Unpredictable? Sharon, we predict that we won’t be able to escape it.
Making Fun of Art PR
It’s a cheap shot and we were one of the first to start it back in 2009, but honestly, we get it … The intern wrote it, or someone who doesn’t speak English as their first language did, or someone’s heart wasn’t into it … it happens, but everyone wants to criticize them. So that thing called International Art English, it’s not real, it’s just academic speak. Ok, we may poke fun at it again, because it’s funny, but there was a lot of it this year.

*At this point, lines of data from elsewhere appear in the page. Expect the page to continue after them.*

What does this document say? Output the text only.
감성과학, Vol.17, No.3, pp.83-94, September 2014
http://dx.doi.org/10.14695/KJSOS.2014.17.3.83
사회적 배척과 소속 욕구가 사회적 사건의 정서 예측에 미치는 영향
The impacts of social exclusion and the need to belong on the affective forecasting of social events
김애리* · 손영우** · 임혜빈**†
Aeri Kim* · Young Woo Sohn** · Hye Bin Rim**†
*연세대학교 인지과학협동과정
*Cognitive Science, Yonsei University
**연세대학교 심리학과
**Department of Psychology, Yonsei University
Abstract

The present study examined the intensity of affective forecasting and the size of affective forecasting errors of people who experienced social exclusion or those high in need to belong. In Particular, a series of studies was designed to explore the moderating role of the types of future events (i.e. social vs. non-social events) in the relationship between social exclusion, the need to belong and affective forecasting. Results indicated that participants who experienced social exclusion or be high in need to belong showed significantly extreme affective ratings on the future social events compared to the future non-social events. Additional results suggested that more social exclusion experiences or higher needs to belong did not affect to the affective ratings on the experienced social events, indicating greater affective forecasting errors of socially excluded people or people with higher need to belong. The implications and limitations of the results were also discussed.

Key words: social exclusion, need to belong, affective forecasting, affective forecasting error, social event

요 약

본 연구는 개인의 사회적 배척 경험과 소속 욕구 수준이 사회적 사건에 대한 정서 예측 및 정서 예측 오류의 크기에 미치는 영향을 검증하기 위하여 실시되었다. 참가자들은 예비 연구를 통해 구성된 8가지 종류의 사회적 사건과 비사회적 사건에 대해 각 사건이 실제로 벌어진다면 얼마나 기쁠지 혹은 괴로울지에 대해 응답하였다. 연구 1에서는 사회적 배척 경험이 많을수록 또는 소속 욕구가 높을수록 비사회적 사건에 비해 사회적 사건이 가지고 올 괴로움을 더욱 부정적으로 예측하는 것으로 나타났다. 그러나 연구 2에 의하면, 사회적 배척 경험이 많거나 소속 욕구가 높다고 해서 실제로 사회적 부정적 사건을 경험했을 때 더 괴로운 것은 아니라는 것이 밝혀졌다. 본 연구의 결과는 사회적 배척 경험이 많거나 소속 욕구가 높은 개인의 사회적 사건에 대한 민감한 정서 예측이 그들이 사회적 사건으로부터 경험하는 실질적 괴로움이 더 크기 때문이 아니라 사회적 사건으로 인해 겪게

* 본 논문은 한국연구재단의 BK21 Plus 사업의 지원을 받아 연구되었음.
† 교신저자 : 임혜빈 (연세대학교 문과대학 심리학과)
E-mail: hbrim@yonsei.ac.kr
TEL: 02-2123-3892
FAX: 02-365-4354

Oh boy, they’re everywhere. I personally blame Bushwick painter Paul Gagnon, who had a painting of one in his studio in 2011, and the Cosby Sweater Project that also began in 2011. This year I saw Cosby sweaters, Coogi sweaters, and things that look like both a hell of a lot of places, including Jayson Musson’s (aka Hennessey Youngman) art show and even our Ugly Sweater holiday party. VICE even published a video interview with the “creator” of the Cosby Sweater last month. Is it time for a Cosby Show remake?
Total GIF Takeover
AFC declared 2010 the Year of the GIF, but I think 2012 made 2010 look like a quaint almost GIF-free era by comparison. Powered by Tumblr, Buzzfeed, and other GIF-loving entities, the GIF crept into discussions of Presidential debates, TV shows, art email blasts, art shows, everywhere! Hell, we’re even creating Holiday GIF Guides nowadays.